À l’université australienne Macquarie, le professeur de psychologie Chris Evans, ainsi que sa collègue et épouse Linda, ont identifié près de trente phrases utilisées par ces oiseaux pour transmettre des informations à leurs congénères. Par exemple, les coqs attirant les poules pour leur indiquer que la nourriture est particulièrement savoureuse. Les Evans ont également montré qu’un coq est plus prompt à prévenir le reste du groupe de la présence de leur nourriture favorite (le maïs) que lorsque qu’il s’agit de signaler la découverte de l’habituelle ration de nourriture.
Mais l’alimentation et les prédateurs ne sont pas les uniques sujets de conversation des poules. Il se pourrait qu’elles parlent également de nous.
En tout cas, c’est ce qu’il se passe dans le poulailler de Melissa Caughey à Osterville, Massachusetts. Elle est l’auteure de « A Kid’s Guide to Keeping Chickens » (« Guide pour l’élevage des poules à destination des enfants », NdT), ouvrage qui s’est récemment vu décerner un prix par l’Association américaine pour l’avancement des sciences. En observant ses dix poules dans leur enclos, Caughey mène de sérieuses études scientifiques et fait d’importantes découvertes. Elle m’a parlé de sa dernière trouvaille quand nous nous sommes rencontrées à Washington au mois de février, et cela m’a coupé le souffle :
Ses poules lui ont inventé un nom. Cela ressemble à ça : « Ba-BA-Ba-BAAAA ! ».
« J’étais dehors un matin » explique Caughey, quand elle a remarqué qu’Oyster Cracker, sa poule âgée de six ans et la plus ancienne parmi le poulailler, « s’adressait à moi sur un ton différent, un ton que je n’avais encore jamais entendu ». Oyster Cracker ne scandait pas l’usuelle salutation « Brup ? Brup ? » utilisée par les poules en guise de bonjour. Elle n’était pas non plus en train de déclarer « bwah, bwah, bwah » (ce qui veut dire « je suis sur le point de pondre un œuf », mais dans le cas d’Oyster Cracker c’est impossible : elle est ménopausée depuis bien longtemps). Non, Oyster Cracker disait clairement, insistant sur l’accentuation et le tempo jusqu’à la dernière note mais aussi la plus aigue, tout en fanfare, « Ba-BA-Ba-BAAAA ! » (vous pouvez l’entendre en cliquant ici).
« C’était assez triomphal » raconte Caughey, « presque autant que l’annonce de l’arrivée de la reine ! ». Puis elle a remarqué que les autres poules poussaient le même cri, mais seulement quand elles l’apercevaient pour la première fois. D’où sa conclusion : « quand elles me voient, elle disent mon nom ».

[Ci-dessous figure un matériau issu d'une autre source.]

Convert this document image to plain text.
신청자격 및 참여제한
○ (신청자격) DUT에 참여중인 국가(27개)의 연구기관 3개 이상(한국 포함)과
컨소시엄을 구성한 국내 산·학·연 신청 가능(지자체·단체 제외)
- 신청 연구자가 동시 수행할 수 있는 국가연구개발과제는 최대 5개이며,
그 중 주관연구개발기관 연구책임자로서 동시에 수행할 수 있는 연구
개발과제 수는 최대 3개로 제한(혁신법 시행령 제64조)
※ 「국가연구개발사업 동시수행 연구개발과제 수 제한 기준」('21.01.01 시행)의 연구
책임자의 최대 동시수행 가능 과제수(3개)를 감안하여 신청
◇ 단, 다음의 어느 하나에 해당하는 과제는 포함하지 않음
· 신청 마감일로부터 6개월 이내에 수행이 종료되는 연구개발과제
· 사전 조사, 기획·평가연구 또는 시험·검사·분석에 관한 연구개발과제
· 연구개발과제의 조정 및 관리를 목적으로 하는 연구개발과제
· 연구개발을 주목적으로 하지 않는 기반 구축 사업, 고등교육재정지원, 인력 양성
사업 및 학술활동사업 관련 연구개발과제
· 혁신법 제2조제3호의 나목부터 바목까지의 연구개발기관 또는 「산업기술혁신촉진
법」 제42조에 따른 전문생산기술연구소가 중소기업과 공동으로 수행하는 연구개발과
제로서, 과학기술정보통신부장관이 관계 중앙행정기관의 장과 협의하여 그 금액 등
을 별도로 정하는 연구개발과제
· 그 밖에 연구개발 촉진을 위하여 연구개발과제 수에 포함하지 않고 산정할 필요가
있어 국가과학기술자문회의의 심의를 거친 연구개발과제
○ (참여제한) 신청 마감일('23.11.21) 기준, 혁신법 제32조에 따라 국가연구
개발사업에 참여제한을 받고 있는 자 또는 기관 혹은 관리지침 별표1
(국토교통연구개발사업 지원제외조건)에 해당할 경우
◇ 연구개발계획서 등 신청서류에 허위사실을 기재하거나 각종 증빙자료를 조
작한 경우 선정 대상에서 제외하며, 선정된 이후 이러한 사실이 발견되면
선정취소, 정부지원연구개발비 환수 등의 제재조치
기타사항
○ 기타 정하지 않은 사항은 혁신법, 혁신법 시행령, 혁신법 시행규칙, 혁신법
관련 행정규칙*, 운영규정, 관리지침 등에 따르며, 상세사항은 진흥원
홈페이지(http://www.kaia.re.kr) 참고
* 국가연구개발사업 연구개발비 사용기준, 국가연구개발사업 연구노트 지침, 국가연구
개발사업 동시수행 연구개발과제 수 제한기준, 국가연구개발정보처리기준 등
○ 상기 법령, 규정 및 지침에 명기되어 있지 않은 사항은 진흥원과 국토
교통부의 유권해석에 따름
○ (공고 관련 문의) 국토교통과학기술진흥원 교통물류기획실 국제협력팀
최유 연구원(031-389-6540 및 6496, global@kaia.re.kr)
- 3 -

Ce n’est pas la première fois que des spécialistes décrivent des animaux utilisant des sons particuliers pour faire référence à une personne qui s’approche. Le professeur Con Slobodchikoff de la Northern Arizona University a remarqué que les chiens de prairie (rongeurs grégaires ressemblant à nos marmottes européennes, NdT) emploient des sons caractéristiques pour communiquer entre eux lorsqu’un humain est repéré. Ils échangent également à propos du danger que représentent les chats, les blaireaux, les faucons et les furets, et signalent la présence réconfortante des espèces inoffensives telles que les vaches ou les antilopes d’Amérique qui supposent un environnement sûr. Par ailleurs, ces petits mammifères peuvent signifier la couleur d’un tee-shirt porté par un humain, dire si ce dernier est petit ou grand et même indiquer s’il porte une arme !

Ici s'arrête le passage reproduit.